Fixing the general problem of bi-directional Git support seems like it’s not worth the work, but supporting 90% of use cases could already make Mercurial very relevant as a tool for the future of both client-side and server-side.

The Hyperlog, a new powerful storage format#

The revlog is the underlying storage format of all user data, and has been since the beginning of the project. After a brief revlog-v0 period of 1 year, version 1 of the revlog has been with us for more than 20 years now, scaling (surprisingly?) well to 10s of millions of revisions and millions of files, partly thanks to very significant but incremental improvements like generaldelta, zstd, sparserevlog, and many runtime optimizations.

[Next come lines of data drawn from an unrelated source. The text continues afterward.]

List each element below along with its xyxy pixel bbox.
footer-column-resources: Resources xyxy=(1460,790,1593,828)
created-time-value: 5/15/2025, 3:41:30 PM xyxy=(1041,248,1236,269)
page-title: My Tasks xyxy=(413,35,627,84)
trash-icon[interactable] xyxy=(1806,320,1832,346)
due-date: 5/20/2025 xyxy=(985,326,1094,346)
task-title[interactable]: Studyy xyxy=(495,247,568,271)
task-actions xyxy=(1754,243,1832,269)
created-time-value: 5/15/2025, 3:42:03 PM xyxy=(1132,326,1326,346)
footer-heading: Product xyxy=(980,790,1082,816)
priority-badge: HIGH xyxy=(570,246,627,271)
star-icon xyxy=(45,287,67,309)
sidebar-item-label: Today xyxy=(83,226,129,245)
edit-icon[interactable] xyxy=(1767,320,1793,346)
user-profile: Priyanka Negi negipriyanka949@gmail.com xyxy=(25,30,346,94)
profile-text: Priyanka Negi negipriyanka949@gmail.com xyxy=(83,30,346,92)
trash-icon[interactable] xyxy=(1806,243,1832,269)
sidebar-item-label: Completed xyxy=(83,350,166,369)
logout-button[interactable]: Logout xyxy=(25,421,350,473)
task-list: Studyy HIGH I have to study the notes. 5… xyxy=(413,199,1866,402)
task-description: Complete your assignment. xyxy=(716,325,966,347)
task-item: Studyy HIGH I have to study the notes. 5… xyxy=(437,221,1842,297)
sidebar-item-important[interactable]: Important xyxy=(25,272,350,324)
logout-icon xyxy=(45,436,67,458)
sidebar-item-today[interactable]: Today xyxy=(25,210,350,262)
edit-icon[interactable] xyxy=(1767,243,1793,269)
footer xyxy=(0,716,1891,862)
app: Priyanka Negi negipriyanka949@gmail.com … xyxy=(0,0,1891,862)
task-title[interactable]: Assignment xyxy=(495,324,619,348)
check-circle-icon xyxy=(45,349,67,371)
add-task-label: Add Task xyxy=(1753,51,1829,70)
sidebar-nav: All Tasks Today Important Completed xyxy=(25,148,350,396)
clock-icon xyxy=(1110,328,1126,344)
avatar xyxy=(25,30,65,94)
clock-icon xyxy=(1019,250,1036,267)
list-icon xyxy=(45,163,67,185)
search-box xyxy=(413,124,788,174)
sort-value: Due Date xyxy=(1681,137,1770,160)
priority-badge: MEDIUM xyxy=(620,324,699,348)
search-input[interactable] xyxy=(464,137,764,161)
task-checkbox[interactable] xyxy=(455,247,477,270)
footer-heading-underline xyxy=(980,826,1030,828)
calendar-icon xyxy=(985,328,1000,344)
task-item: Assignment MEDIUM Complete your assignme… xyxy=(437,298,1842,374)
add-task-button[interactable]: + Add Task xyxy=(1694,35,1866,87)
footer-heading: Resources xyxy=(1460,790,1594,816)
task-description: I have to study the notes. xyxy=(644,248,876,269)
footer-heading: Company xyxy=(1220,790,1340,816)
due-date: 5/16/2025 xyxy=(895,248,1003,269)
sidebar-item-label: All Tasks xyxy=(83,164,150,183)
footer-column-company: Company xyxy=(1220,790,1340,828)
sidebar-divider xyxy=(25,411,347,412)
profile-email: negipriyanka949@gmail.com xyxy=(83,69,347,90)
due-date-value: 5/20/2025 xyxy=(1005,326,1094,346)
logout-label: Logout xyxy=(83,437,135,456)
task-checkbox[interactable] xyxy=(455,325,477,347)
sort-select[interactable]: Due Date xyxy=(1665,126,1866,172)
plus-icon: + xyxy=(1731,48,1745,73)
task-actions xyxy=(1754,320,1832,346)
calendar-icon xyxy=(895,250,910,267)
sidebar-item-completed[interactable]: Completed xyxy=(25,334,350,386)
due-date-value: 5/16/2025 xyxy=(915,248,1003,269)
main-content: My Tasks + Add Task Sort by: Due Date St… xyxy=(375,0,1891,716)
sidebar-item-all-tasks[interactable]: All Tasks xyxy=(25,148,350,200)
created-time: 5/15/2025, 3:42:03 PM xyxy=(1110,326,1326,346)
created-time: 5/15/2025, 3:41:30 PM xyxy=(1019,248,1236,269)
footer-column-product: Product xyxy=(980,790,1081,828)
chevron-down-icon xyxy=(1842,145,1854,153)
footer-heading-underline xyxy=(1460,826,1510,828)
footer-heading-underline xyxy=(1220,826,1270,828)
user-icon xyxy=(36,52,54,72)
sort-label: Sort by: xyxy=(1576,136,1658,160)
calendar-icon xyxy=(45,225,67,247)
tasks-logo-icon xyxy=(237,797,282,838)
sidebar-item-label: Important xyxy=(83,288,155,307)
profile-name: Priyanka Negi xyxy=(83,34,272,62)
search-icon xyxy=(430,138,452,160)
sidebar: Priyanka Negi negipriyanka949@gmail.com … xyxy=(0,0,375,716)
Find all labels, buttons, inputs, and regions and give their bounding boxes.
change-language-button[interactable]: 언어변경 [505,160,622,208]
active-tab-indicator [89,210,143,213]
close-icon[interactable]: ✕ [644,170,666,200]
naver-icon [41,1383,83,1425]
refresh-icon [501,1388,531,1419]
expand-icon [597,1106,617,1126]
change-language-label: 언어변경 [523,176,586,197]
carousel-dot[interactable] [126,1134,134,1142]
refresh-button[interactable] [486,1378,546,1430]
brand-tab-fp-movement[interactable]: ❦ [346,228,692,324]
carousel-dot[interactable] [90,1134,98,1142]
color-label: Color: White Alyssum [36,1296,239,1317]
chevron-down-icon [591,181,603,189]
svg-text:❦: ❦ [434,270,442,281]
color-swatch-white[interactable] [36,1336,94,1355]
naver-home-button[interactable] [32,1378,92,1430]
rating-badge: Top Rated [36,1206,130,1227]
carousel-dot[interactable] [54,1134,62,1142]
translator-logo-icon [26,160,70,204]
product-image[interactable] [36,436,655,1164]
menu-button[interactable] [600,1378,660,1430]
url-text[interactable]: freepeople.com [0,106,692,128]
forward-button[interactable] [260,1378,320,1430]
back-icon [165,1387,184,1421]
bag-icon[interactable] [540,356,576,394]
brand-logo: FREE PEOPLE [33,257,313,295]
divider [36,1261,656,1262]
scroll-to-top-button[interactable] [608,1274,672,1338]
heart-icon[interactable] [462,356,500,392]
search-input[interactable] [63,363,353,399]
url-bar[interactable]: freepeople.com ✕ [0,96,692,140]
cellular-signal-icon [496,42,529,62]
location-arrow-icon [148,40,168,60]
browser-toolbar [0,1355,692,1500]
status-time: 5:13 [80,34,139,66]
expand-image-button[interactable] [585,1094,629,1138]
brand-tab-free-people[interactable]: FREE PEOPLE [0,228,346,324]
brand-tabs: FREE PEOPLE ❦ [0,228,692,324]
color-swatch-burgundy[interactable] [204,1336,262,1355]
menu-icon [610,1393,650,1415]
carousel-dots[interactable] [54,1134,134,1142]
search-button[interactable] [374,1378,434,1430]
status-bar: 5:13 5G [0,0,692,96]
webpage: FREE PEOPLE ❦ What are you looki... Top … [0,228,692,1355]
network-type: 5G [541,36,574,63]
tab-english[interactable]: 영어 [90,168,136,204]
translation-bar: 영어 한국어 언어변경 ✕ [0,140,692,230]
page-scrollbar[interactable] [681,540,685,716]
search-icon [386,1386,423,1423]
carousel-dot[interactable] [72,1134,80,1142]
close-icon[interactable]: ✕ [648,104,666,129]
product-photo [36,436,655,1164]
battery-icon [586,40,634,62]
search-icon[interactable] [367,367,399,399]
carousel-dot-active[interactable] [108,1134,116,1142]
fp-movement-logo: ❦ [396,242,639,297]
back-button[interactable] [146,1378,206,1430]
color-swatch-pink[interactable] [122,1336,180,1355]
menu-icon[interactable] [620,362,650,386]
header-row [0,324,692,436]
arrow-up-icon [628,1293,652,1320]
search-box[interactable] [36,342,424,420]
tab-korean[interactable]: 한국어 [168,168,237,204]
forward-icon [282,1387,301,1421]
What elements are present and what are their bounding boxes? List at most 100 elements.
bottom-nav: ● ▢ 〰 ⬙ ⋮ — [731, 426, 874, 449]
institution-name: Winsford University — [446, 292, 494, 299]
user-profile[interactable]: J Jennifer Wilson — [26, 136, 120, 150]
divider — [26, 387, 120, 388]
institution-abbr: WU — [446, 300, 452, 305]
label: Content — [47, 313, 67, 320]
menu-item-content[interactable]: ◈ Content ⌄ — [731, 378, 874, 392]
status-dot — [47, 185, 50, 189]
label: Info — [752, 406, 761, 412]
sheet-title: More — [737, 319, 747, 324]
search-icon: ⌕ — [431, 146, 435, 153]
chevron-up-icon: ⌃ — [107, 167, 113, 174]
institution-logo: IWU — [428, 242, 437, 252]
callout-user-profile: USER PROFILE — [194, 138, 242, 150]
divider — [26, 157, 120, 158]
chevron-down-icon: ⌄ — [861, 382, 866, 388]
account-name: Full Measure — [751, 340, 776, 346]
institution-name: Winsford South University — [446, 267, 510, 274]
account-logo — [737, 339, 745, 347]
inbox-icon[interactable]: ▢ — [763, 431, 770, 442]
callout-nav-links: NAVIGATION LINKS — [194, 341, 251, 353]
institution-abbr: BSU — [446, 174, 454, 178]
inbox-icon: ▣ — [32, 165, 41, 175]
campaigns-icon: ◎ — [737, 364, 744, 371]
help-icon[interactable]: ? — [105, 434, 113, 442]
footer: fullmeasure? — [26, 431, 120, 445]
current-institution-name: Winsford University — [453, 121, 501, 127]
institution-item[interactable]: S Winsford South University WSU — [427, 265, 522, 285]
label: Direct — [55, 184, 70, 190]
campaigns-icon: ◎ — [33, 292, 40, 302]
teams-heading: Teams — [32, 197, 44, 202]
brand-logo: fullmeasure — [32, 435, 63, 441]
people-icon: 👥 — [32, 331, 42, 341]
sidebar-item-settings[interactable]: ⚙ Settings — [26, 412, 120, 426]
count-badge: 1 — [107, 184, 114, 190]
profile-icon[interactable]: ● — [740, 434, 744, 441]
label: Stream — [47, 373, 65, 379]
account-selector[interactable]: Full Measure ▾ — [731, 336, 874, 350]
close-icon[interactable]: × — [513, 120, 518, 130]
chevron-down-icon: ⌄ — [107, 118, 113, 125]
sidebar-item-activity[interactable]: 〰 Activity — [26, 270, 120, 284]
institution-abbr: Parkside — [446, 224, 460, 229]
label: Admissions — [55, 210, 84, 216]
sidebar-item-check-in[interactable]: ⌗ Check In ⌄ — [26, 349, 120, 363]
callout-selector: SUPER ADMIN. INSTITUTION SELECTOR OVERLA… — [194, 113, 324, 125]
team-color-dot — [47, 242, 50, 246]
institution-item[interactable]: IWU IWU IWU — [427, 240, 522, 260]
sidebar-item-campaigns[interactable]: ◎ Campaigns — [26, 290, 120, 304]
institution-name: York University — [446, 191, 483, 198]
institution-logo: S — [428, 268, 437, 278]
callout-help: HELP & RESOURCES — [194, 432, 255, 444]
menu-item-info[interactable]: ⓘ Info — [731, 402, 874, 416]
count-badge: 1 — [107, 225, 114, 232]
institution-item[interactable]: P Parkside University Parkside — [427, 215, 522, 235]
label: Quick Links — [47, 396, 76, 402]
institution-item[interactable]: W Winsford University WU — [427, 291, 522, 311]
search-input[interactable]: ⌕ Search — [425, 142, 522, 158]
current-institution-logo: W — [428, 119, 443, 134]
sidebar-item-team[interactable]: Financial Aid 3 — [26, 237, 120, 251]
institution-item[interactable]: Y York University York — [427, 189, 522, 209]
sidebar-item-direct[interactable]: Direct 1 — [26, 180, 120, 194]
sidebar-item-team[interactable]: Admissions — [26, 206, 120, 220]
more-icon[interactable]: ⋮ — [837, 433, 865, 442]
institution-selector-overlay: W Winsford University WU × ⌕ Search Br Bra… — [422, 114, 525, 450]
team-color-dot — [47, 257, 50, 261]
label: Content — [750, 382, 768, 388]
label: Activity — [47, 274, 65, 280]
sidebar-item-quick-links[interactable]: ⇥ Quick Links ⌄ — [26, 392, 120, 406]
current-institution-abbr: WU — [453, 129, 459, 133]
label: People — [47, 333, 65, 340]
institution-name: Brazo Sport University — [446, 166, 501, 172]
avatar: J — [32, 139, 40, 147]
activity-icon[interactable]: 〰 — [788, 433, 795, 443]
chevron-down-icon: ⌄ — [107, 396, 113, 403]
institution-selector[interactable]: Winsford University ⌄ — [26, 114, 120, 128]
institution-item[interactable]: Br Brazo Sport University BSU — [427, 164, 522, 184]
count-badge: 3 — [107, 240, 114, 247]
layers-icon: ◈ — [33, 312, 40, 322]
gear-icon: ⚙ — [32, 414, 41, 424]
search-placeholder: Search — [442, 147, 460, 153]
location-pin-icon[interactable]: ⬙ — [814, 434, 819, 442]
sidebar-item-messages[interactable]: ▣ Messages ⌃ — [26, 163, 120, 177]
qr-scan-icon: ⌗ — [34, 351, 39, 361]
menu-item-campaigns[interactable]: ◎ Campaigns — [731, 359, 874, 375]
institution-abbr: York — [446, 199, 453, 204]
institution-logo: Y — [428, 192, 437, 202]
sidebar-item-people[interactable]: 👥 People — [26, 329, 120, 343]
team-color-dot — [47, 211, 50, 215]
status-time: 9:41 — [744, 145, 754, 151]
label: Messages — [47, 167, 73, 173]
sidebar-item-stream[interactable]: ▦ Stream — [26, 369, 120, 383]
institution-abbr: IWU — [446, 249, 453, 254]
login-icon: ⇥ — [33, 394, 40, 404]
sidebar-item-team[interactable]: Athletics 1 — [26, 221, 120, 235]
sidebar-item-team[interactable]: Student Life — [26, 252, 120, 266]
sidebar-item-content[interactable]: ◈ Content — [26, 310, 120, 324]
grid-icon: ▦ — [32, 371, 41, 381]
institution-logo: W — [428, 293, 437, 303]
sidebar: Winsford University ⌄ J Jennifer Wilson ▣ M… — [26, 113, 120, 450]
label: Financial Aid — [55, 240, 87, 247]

With all of this said, the format has been showing signs of weakness for a long time and would be unable to truly usher us into the next jump in scale or user experience. We have been working for a couple of years towards a new version of the revlog: V2, which we nicknamed Hyperlog for the purpose of convincing management. while that name started out as a joke, it feels perfectly corny and a worthy successor of RevlogNG, the original name of V1.

Here is a non-exhaustive list of features that were discussed at the sprint:

  • Mutable index entries

  • Multiple index and data blocks/files for extensibility and memory locality

  • Sparse files with default values

  • Better transactionality

  • Unified filelogs, massively reducing the number of files on disk

There are huge scaling implications that come with this extensible of a format: truly first-class changeset evolution, correct and fast narrowing and widening, faster discovery, and generally many things that required a (usually brittle and somewhat slow) cache will now be part of an index, without penalizing the main index. This time, the format will also be sightly different for the changelog, manifestlog and filelogs.

Meta-recap#

Overall, the sprint was a success!

We made a lot of progress in different areas, and had people from multiple companies and projects highly involved the entire time, all within a fun atmosphere that kept going well after business hours.

We were too busy to remember to take a picture of everyone, so we unfortunately only have a few pictures of whiteboards, as pictured:

A picture of a whiteboard with a lot of drawing relating to the VFS

We want to thank everyone that came out or otherwise participated, giving their precious time to help free and open-source version control move forward.

A few people were missing from last minute planning changes on their side, but we are hoping to see them (and more!) in the next edition of the sprint, which we are yet to start planning.